Planter me permet de créer un lien avec le consommateur, sans être obligé de passer par une grande enseigne.
Lutter contre le réchauffement climatique
"L’objectif est multiple", indique l’éleveur. Si, à terme, les arbres vont stocker du carbone et lutter contre le réchauffement climatique, il y trouvera aussi un intérêt personnel. "Ils vont protéger les cultures des intempéries et abriter les auxiliaires de cultures, qui pourront lutter contre les ravageurs. Protéger les vaches du froid et du vent et leur procurer un abri en cas de fortes chaleurs. Et ils sont capables d’aller puiser les minéraux à 7-8 m de profondeur : les feuilles vont minéraliser le sol". Et Sébastien L'Hostis en est convaincu, "ces arbres, dont profitera pleinement la génération suivante, rendront ma ferme plus attractive au moment de la céder".
Autre avantage, et non des moindres pour cet agriculteur soucieux de communiquer, "planter me permet de créer un lien avec le consommateur, sans être obligé de passer par une grande enseigne". Et une porte ouverte, organisée il y a peu, lui a permis de constater que ce dernier est sensible à ce genre d’action. "Nous respirons tous le même air".
14 espèces
14 espèces ont finalement été retenues : mûrier blanc, frêne, châtaignier, orme Lutèce, noyer hybride, aulne glutineux et cordata, érable sycomore, merisier, tremble et chêne pubescent, sessile, pédonculé et vert. "J’ai choisi quelques espèces qui, aujourd’hui souffrent dans le Sud.

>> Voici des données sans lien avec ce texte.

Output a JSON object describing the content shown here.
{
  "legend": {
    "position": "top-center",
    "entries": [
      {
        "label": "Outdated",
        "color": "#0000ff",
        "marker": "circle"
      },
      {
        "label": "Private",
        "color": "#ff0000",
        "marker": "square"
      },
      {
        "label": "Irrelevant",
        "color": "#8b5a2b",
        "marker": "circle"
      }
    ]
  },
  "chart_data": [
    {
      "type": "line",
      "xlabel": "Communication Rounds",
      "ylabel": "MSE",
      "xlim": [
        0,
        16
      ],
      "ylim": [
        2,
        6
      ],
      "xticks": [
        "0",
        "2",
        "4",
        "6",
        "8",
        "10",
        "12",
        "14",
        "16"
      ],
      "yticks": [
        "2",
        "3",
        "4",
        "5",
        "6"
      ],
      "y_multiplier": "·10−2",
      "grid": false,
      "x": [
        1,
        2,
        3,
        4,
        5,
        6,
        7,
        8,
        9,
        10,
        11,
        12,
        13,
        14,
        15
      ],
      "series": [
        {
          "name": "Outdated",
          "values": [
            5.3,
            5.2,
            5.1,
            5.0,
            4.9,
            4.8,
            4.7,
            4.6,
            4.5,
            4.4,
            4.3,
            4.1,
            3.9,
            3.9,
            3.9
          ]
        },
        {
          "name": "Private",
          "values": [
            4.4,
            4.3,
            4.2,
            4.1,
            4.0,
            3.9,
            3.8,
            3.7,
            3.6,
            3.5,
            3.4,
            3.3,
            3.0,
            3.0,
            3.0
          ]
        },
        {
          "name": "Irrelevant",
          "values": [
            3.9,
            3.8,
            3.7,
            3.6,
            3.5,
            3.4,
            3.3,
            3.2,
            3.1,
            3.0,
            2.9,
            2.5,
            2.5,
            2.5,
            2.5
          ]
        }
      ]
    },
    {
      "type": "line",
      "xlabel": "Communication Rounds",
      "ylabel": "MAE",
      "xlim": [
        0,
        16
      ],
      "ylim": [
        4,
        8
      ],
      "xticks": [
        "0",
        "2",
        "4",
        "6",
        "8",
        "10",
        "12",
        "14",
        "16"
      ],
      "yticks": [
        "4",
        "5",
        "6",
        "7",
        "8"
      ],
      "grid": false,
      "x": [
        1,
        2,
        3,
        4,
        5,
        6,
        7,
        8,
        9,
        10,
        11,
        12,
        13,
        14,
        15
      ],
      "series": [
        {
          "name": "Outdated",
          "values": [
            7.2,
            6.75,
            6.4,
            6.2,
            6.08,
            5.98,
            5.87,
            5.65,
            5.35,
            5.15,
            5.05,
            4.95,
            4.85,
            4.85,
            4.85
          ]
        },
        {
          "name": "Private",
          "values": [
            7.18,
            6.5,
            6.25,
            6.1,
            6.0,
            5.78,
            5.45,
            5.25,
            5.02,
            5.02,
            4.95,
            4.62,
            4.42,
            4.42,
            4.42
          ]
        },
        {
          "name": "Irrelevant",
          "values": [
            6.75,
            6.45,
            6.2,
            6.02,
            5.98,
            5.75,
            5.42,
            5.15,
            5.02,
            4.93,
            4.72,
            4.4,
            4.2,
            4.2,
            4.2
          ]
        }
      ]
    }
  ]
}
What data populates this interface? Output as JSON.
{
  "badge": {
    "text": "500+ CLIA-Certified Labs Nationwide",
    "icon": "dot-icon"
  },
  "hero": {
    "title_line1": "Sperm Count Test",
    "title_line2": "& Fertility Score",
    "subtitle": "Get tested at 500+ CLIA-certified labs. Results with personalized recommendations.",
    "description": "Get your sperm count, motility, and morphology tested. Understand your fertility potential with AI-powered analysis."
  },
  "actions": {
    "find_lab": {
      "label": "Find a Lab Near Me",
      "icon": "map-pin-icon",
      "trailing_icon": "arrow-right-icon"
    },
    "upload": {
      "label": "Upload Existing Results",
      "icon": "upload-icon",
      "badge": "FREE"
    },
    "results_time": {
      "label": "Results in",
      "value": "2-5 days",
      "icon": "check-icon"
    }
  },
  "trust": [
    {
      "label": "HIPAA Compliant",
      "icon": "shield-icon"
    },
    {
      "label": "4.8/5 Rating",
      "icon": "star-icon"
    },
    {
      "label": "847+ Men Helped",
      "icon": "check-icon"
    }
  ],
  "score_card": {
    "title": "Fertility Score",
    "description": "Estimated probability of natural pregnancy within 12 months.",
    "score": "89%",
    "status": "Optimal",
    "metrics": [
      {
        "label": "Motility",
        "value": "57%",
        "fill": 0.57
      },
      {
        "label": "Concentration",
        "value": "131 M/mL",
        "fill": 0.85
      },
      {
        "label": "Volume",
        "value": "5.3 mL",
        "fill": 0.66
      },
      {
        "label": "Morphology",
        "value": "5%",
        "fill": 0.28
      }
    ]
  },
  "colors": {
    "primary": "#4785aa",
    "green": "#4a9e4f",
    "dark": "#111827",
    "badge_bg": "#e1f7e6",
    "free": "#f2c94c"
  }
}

D’autres sont légumineuses, un peu comme le trèfle, destinées à l’ébénisterie, comme le noyer, ou conviennent pour un éventuel apport fourrager, comme le mûrier ou le frêne".
Le jour J, le chantier a mobilisé 16 personnes, pour 1 250 arbres plantés. "C’est fastidieux, reconnaît l’éleveur. Il faut se faire aider". Un chantier qui ne manque pas d’interpeller certains agriculteurs. "Sur une parcelle de 3 ha, il y avait 11 champs du temps de mes grand-parents. Aujourd’hui, j’en ai refait 9, mais en plus moderne : ils sont alignés".
14 ans après avoir entamé sa réflexion, "j’ai la reconnaissance pour le travail accompli", savoure Sébastien L’Hostis, en recevant le premier prix, catégorie implantation, du concours agroforesterie, organisé par le syndicat des eaux du Bas-Léon, le qualifiant pour le concours national, qui se déroulera fin février 2022 à Paris, dans le cadre du Salon de l’agriculture, à Paris.
Pourquoi planter ?
Les avantages de l’agroforesterie sont nombreux :
- piéger le carbone,
- limiter l’érosion, le ruissellement, réduire l’intensité des crues,
- maintenir les berges, éviter la dérive de phytos et de contaminants,
- brise vent (une haie abrite 15 fois sa hauteur),
- améliorer la qualité des sols (en favorisant l’activité biologique du sol, la haie permet une meilleure assimilation des minéraux des couches profondes. Les feuilles protègent le sol et augmentent l’apport de matière organique et de minéraux),
- protéger les auxiliaires de cultures (carabes, oiseaux, chauves-souris, pollinisateurs),
- augmenter la biodiversité (oiseaux, insectes, espèces végétales au pied des talus et haies).